Like that doomed hero from the Greek myth, "Russ Feingold is not from the real world". That is the title of a 2007 Salon article by Edward McClelland, which was inspired by a quote from then Senator Hillary Clinton. Here's a snippet:
Feingold does not live in the real world. He lives in Middleton, Wis., the Madison suburb that was just named the best place to live in America by Money magazine. And he represents a state whose residents seem to appreciate it when their senators don’t spend gross sums of money to win their votes. William Proxmire, who was famous for exposing foolish government spending with his “Golden Fleece Awards,” ran his last two campaigns for less than $200 apiece — much of it spent on postage for returning unwanted contributions.
Unfortunately, the links I tried clicking in that article lead to nowhere (well, on my phone at least), but it's still well worth the time to read.
It's a fantastic piece about Russ Feingold, the McCain-Feingold Act, and Wisconsin's Progressive history. The Wisconsin that McClelland wrote about and the world in which he wrote it (like those links) don't exist anymore. In 2010 Citizen's United vs. The FEC laid waste to that world and the re-election bid of Senator Russ Feingold... exposing his Achilles Heel.
Feingold's fatal flaw is one of the innumerable virtues for which we all love him... His unwavering integrity. He is the long time champion of campaign finance reform. It is his signature issue. His refusal to let "soft money" sully his reputation and campaign was his undoing against Ron Johnson in 2010. Here he is just one month out from that fateful election in a Politics Daily article:
But this time around (even though political donations to the DSCC are now regulated by the McCain-Feingold act), Feingold is equally adamant that the party committee should let him fight his own battles against Johnson. (The DSCC, which is running advertising in six states, has not been on the air in Wisconsin).
"It's because these are almost always inherently attack ads based on cookie-cutter notions of how you should talk to the people of Wisconsin," Feingold responded after I pressed him for a reason for his stubborn resistance to a DSCC ad campaign. "I don't want that kind of help," Feingold said moments later. "I consider it to be outside help of a kind that is uncontrolled and tends to believe in a philosophy of slash-and-burn politics. That's frankly not who I am. I don't want to win that way."
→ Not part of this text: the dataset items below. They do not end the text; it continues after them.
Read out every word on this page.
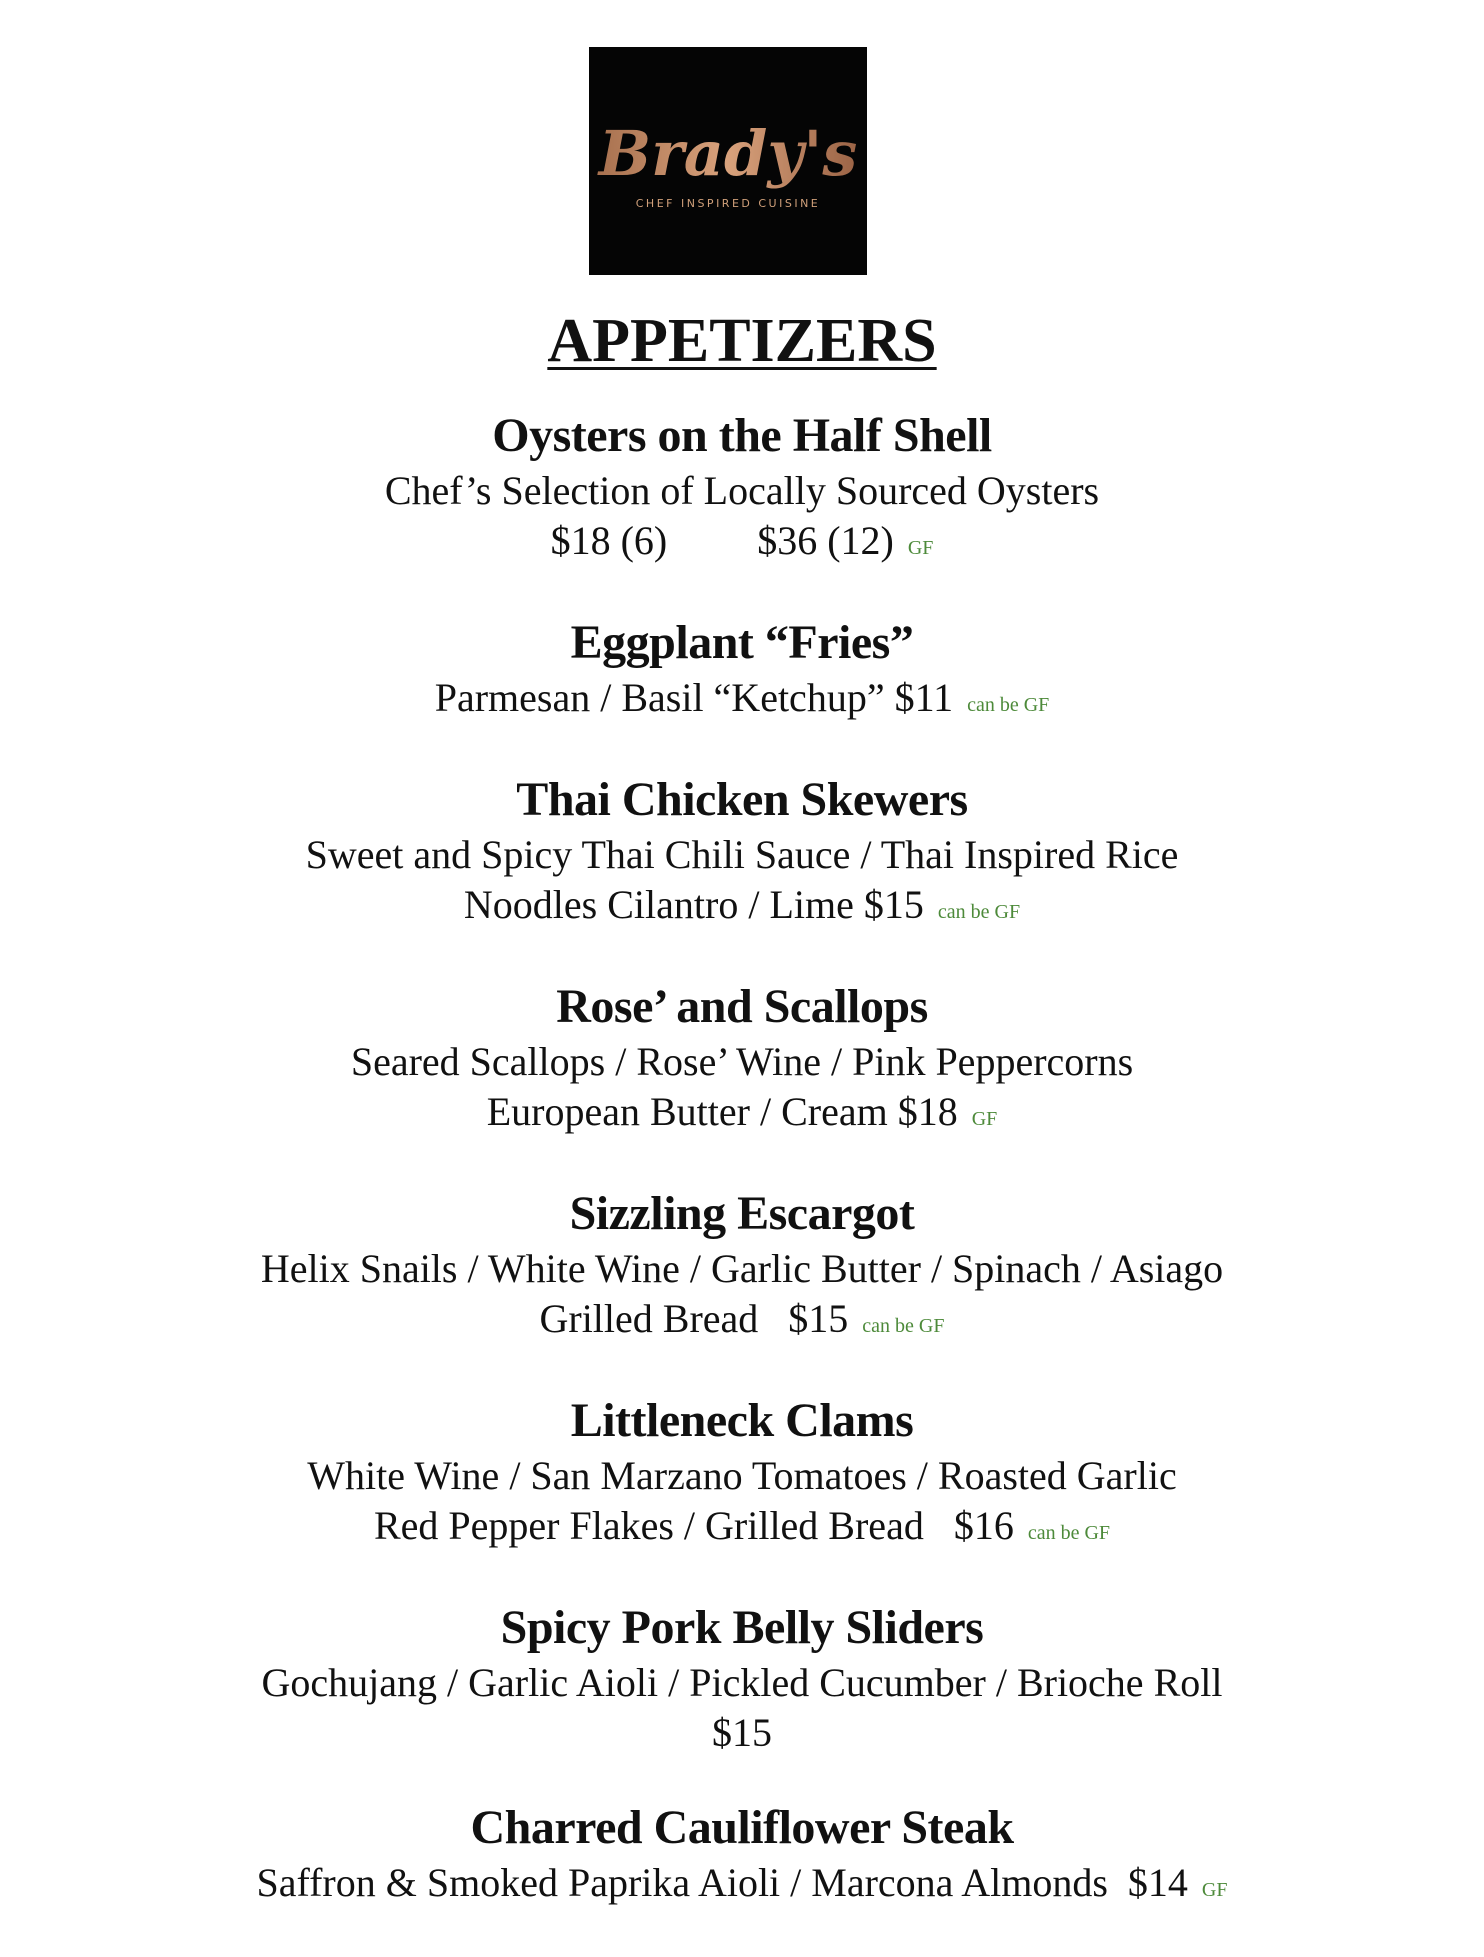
Brady's
CHEF INSPIRED CUISINE
APPETIZERS
Oysters on the Half Shell
Chef’s Selection of Locally Sourced Oysters
$18 (6) $36 (12) GF
Eggplant “Fries”
Parmesan / Basil “Ketchup” $11 can be GF
Thai Chicken Skewers
Sweet and Spicy Thai Chili Sauce / Thai Inspired Rice
Noodles Cilantro / Lime $15 can be GF
Rose’ and Scallops
Seared Scallops / Rose’ Wine / Pink Peppercorns
European Butter / Cream $18 GF
Sizzling Escargot
Helix Snails / White Wine / Garlic Butter / Spinach / Asiago
Grilled Bread $15 can be GF
Littleneck Clams
White Wine / San Marzano Tomatoes / Roasted Garlic
Red Pepper Flakes / Grilled Bread $16 can be GF
Spicy Pork Belly Sliders
Gochujang / Garlic Aioli / Pickled Cucumber / Brioche Roll
$15
Charred Cauliflower Steak
Saffron & Smoked Paprika Aioli / Marcona Almonds  $14 GF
Feingold hints at this reason for that loss within his explanation for
not challenging Walker in the 2012 Recall...
"I wouldn't have won either," he said.... "That election, unfortunately, was about one thing. It wasn't even about money," Feingold said. "(Voters) didn't think a recall was appropriate. (People) weren't against collective bargaining, it's just the recall mechanism was the problem."
The former Senator has continued his crusade for campaign finance reform against soft money and Citizen's United since leaving office. Here he is talking with Sam Seder in 2012:
In 2013 Russ continued the battle in an interview with Moyers & Company:
Michael Winship: So much happened that seemed to be culminating with McCain-Feingold. What happened?
Russ Feingold: Well, it’s really very simple. It’s not like everything wasn’t going in the right direction. We had closed the soft money loophole, the 527s had been reined in by the Federal Elections Commission after the 2004 election. People were turning in Howard Dean’s campaign, my Senate campaign, the president’s campaign, to small dollar internet contributions without transactional conversations. All of it was moving in the right direction, with the hope that we would start moving toward serious talk about public financing more at the national level. Then the Supreme Court, on a five to four vote, decided to destroy the whole edifice of campaign finance reform in what I consider to be a lawless, almost absurd decision that was not required in any way by the facts of the case. That’s what opened the spigot, and that’s why we are where we are today.
But there is a faint glimmer of hope provided by
Jon Tester in his statements regarding Feingold's possible comeback:
“The conversation (with Feingold) was ‘It's a new day now.’ In 2010, Citizens United started about two-thirds of the way through on that race, I believe it was in June on a November election. It's a different world now. And he knows that, he's smart. He's a Rhodes Scholar, for chrissakes. And he knows what he's getting into,” Tester said. “Russ is a good guy and if Russ chooses to (run) he'd be a formidable candidate. I think he learned from the last election. You learn a lot more from defeat than you learn from victory and he'll utilize that if he gets into this race.”
The only way for
Russ Feingold to get his Senate seat back
AND KEEP IT is to compromise his principles and turn his back on
the legislation that bears his name... The question is, is he willing to do that and do we really want him to? I'm not sure on either count.